6 of 8 people found the following review helpful
on July 8, 2003
The thrust of this book is to help facilitate organizational change through finding more courage both within yourself and inspiring it in others. The author's aim is to help the reader find 1) more candor to deal with the truth, 2) a greater sense of purpose, 3) a more optimistic will, 4) more disciplined rigor, and 5) a greater inclination to trust and risk. These are five quintessential dimensions of courage that bring people to cross an action threshold and persevere. Each of these factors is explored in separate chapters; specific how-to guidelines are presented and summarized. The book vividly deals with the emotions underlying the will to act; it is insightful and invigorating. We highly recommend it.
5 of 8 people found the following review helpful
Only a brave pair of authors would try to tackle a topic as all-encompassing as the need for courage in the modern business world, but that is exactly what Drs. Merom Klein and Rod Napier have set out to do. Do they succeed? Not entirely. While their diagnosis of the organizational ills plaguing today's companies is spot-on, their prescriptions are generic, involving "creating a safe environment," "building pride" and "keeping it fun." Despite the obviousness of some of the sound advice in the later chapters, the book shines in its first 70 pages, in which the doctors present an original, enlightening analysis of how organizational changes have altered the roles and responsibilities of mid-level workers. Based on this fresh perspective, we think that all readers could use a little Courage.
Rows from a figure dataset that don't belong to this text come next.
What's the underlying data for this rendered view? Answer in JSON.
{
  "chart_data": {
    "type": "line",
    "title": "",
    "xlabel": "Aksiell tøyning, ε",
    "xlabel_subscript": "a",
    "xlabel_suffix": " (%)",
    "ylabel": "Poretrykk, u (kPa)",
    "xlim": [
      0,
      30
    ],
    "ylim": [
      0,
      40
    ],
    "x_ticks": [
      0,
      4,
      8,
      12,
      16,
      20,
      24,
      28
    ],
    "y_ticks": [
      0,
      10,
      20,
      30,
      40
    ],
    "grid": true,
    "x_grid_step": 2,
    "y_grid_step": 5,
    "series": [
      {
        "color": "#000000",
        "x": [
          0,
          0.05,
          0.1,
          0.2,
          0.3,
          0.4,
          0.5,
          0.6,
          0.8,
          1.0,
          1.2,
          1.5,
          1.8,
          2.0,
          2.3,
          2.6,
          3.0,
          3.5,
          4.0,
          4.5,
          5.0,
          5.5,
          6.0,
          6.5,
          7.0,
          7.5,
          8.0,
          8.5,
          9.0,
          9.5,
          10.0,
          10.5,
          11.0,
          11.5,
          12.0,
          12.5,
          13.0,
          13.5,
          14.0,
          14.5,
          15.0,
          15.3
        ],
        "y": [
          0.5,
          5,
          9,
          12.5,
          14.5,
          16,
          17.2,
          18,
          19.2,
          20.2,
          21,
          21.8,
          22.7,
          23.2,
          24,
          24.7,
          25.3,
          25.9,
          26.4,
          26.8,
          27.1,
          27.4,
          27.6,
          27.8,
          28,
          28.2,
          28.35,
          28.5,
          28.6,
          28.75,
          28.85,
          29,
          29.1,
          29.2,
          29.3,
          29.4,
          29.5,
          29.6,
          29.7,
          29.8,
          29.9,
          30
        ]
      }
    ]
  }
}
1 of 3 people found the following review helpful
on November 14, 2009
Courage is something we often don't speak about, in the context of business organisations, yet it is a key ingredient to success. This book does not pretend to remake our understanding of leadership or organisational development. It does help to unpack the concept of courage, often reframing our current knowledge and offers a refreshing and practical approach to helping individuals, teams and organisations act with greater courage and effect change in their environments.
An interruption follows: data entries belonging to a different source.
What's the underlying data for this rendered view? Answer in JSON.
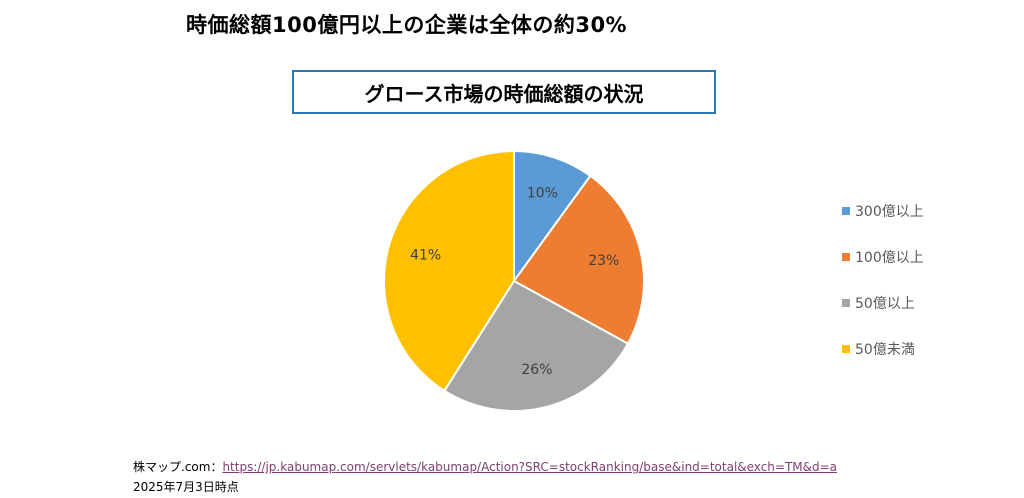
{
  "headline": "時価総額100億円以上の企業は全体の約30%",
  "chart_data": {
    "type": "pie",
    "title": "グロース市場の時価総額の状況",
    "categories": [
      "300億以上",
      "100億以上",
      "50億以上",
      "50億未満"
    ],
    "values": [
      10,
      23,
      26,
      41
    ],
    "value_labels": [
      "10%",
      "23%",
      "26%",
      "41%"
    ],
    "colors": [
      "#5b9bd5",
      "#ed7d31",
      "#a5a5a5",
      "#ffc000"
    ],
    "legend_position": "right"
  },
  "source": {
    "prefix": "株マップ.com：",
    "link_text": "https://jp.kabumap.com/servlets/kabumap/Action?SRC=stockRanking/base&ind=total&exch=TM&d=a"
  },
  "date_note": "2025年7月3日時点"
}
Two points of caution, though. First, there are a number of examples outlined in the book, to illustrate various concepts and work-related situations. While the examples are effective in describing these situations, I got the sense that there is more to tell in each of these cases. It would have been useful for the authors to provide us with the full richness and intimacy of these stories, as we would have identified and learned from these far more than simply understanding the concepts being illustrated.
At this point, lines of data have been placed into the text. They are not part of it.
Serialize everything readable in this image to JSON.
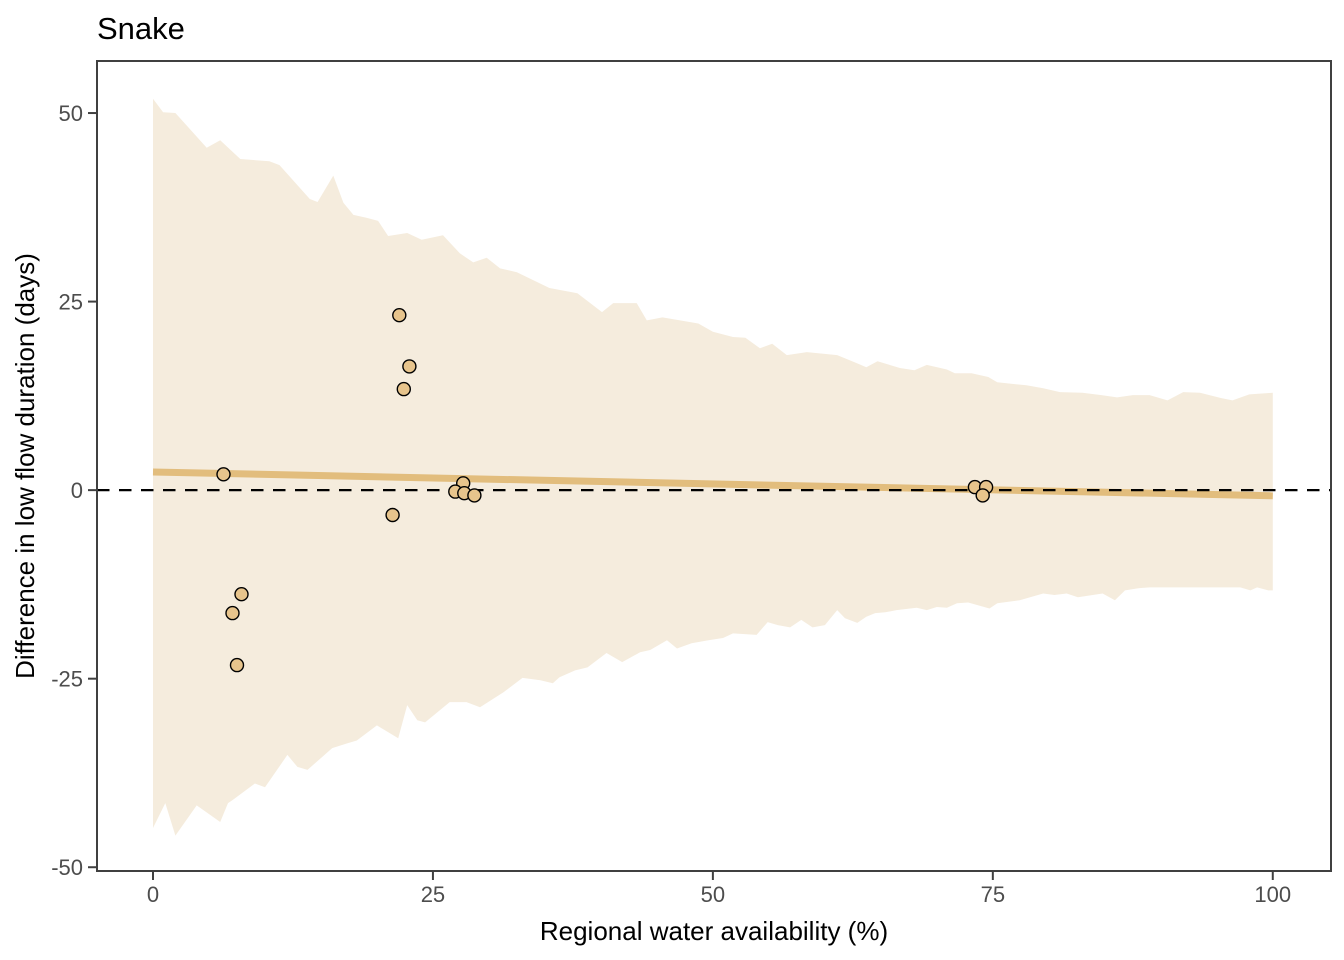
{
  "chart_data": {
    "type": "scatter",
    "title": "Snake",
    "xlabel": "Regional water availability (%)",
    "ylabel": "Difference in low flow duration (days)",
    "x_ticks": [
      0,
      25,
      50,
      75,
      100
    ],
    "y_ticks": [
      -50,
      -25,
      0,
      25,
      50
    ],
    "xlim": [
      -5,
      105.2
    ],
    "ylim": [
      -50.5,
      56.9
    ],
    "grid": "off",
    "legend": "none",
    "colors": {
      "band_fill": "#f5ecdd",
      "trend_line": "#e2bd7d",
      "point_fill": "#e7c48c",
      "point_outline": "#000000",
      "zero_line": "#000000",
      "axis_text": "#4d4d4d",
      "panel_border": "#404040"
    },
    "zero_reference_line": {
      "y": 0,
      "style": "dashed"
    },
    "trend_line": {
      "x": [
        0,
        100
      ],
      "y": [
        2.4,
        -0.75
      ]
    },
    "confidence_band": {
      "upper": [
        [
          0,
          51.9
        ],
        [
          0.9,
          50.1
        ],
        [
          2,
          50
        ],
        [
          4.8,
          45.4
        ],
        [
          6,
          46.4
        ],
        [
          7.8,
          43.9
        ],
        [
          10.4,
          43.6
        ],
        [
          11.3,
          43.1
        ],
        [
          14,
          38.6
        ],
        [
          14.7,
          38.2
        ],
        [
          16.1,
          41.7
        ],
        [
          17,
          38.1
        ],
        [
          17.9,
          36.5
        ],
        [
          19.1,
          36.1
        ],
        [
          20.1,
          35.7
        ],
        [
          21,
          33.7
        ],
        [
          22.7,
          34.1
        ],
        [
          24,
          33.2
        ],
        [
          25.9,
          33.8
        ],
        [
          27.4,
          31.4
        ],
        [
          28.6,
          30.2
        ],
        [
          29.8,
          30.8
        ],
        [
          31,
          29.4
        ],
        [
          32.5,
          28.9
        ],
        [
          35.4,
          26.8
        ],
        [
          37.9,
          26.1
        ],
        [
          40.1,
          23.6
        ],
        [
          41.1,
          24.8
        ],
        [
          43.2,
          24.8
        ],
        [
          44.1,
          22.5
        ],
        [
          45.5,
          22.9
        ],
        [
          48.7,
          22.1
        ],
        [
          50,
          21
        ],
        [
          51.8,
          20.3
        ],
        [
          52.9,
          20.2
        ],
        [
          54.2,
          18.8
        ],
        [
          55.3,
          19.4
        ],
        [
          56.6,
          17.9
        ],
        [
          58.4,
          18.3
        ],
        [
          61.1,
          17.9
        ],
        [
          62.9,
          16.8
        ],
        [
          63.7,
          16.3
        ],
        [
          64.7,
          17.1
        ],
        [
          66.7,
          16.2
        ],
        [
          68,
          15.9
        ],
        [
          69.1,
          16.6
        ],
        [
          70.9,
          16
        ],
        [
          71.6,
          15.5
        ],
        [
          73.1,
          15.5
        ],
        [
          74.6,
          15
        ],
        [
          75.4,
          14.3
        ],
        [
          78,
          13.9
        ],
        [
          79.5,
          13.5
        ],
        [
          81,
          13
        ],
        [
          83,
          12.9
        ],
        [
          84.7,
          12.6
        ],
        [
          86.1,
          12.3
        ],
        [
          87.5,
          12.6
        ],
        [
          89,
          12.6
        ],
        [
          90.6,
          11.9
        ],
        [
          92,
          13
        ],
        [
          93.5,
          12.9
        ],
        [
          95.4,
          12.2
        ],
        [
          96.4,
          11.9
        ],
        [
          97.9,
          12.7
        ],
        [
          100,
          12.9
        ]
      ],
      "lower": [
        [
          0,
          -44.8
        ],
        [
          1.1,
          -41.5
        ],
        [
          2,
          -45.8
        ],
        [
          3.9,
          -41.8
        ],
        [
          6,
          -44
        ],
        [
          6.7,
          -41.5
        ],
        [
          7.1,
          -41.1
        ],
        [
          9.1,
          -38.9
        ],
        [
          10,
          -39.4
        ],
        [
          12,
          -35.1
        ],
        [
          12.9,
          -36.7
        ],
        [
          13.8,
          -37.1
        ],
        [
          16,
          -34.2
        ],
        [
          17.3,
          -33.6
        ],
        [
          18.2,
          -33.2
        ],
        [
          20,
          -31.2
        ],
        [
          21.9,
          -32.9
        ],
        [
          22.7,
          -28.5
        ],
        [
          23.6,
          -30.5
        ],
        [
          24.3,
          -30.8
        ],
        [
          26.5,
          -28.1
        ],
        [
          28,
          -28.1
        ],
        [
          29.2,
          -28.8
        ],
        [
          31.3,
          -26.8
        ],
        [
          33,
          -24.9
        ],
        [
          34.6,
          -25.2
        ],
        [
          35.7,
          -25.6
        ],
        [
          36.3,
          -24.8
        ],
        [
          37.7,
          -23.9
        ],
        [
          38.8,
          -23.5
        ],
        [
          40.5,
          -21.6
        ],
        [
          41.9,
          -22.8
        ],
        [
          43.5,
          -21.5
        ],
        [
          44.4,
          -21.2
        ],
        [
          45.9,
          -19.9
        ],
        [
          46.8,
          -21
        ],
        [
          48.1,
          -20.3
        ],
        [
          49.6,
          -19.9
        ],
        [
          50.9,
          -19.6
        ],
        [
          51.8,
          -19
        ],
        [
          53.9,
          -19.2
        ],
        [
          54.9,
          -17.5
        ],
        [
          55.8,
          -17.9
        ],
        [
          56.9,
          -18.2
        ],
        [
          57.9,
          -17.2
        ],
        [
          58.9,
          -18.2
        ],
        [
          60,
          -17.9
        ],
        [
          61.1,
          -15.9
        ],
        [
          61.8,
          -17
        ],
        [
          62.9,
          -17.6
        ],
        [
          63.7,
          -16.8
        ],
        [
          64.5,
          -16.3
        ],
        [
          65.4,
          -16.2
        ],
        [
          66.4,
          -15.9
        ],
        [
          68.2,
          -15.6
        ],
        [
          69.1,
          -15.9
        ],
        [
          70,
          -15.5
        ],
        [
          70.9,
          -15.6
        ],
        [
          71.8,
          -15
        ],
        [
          72.8,
          -14.9
        ],
        [
          74.7,
          -15.7
        ],
        [
          75.4,
          -15
        ],
        [
          77.4,
          -14.6
        ],
        [
          79.5,
          -13.7
        ],
        [
          80.5,
          -13.9
        ],
        [
          81.6,
          -13.7
        ],
        [
          82.6,
          -14.2
        ],
        [
          84.8,
          -13.7
        ],
        [
          85.9,
          -14.6
        ],
        [
          86.8,
          -13.3
        ],
        [
          88,
          -13
        ],
        [
          89,
          -12.9
        ],
        [
          91.2,
          -12.9
        ],
        [
          93.2,
          -12.9
        ],
        [
          95.2,
          -12.9
        ],
        [
          97.1,
          -12.9
        ],
        [
          98,
          -13.3
        ],
        [
          98.6,
          -12.9
        ],
        [
          99.6,
          -13.3
        ],
        [
          100,
          -13.3
        ]
      ]
    },
    "points": [
      [
        6.3,
        2.1
      ],
      [
        22,
        23.2
      ],
      [
        22.9,
        16.4
      ],
      [
        22.4,
        13.4
      ],
      [
        21.4,
        -3.3
      ],
      [
        27.7,
        0.9
      ],
      [
        27,
        -0.2
      ],
      [
        27.8,
        -0.4
      ],
      [
        28.7,
        -0.7
      ],
      [
        73.4,
        0.4
      ],
      [
        74.4,
        0.4
      ],
      [
        74.1,
        -0.7
      ],
      [
        7.9,
        -13.8
      ],
      [
        7.1,
        -16.3
      ],
      [
        7.5,
        -23.2
      ]
    ]
  }
}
Second, it is important to highlight that courage is rarely developed without some form of external assistance. The book may acquaint executives with the concepts and process to develop team and organisational courage, yet I would argue that it does not provide in itself, the tools for most executive teams to achieve the level of courage they desire. That is a journey which is best taken with the help of a guide - such as the authors.
Overall, certainly a worthwhile read.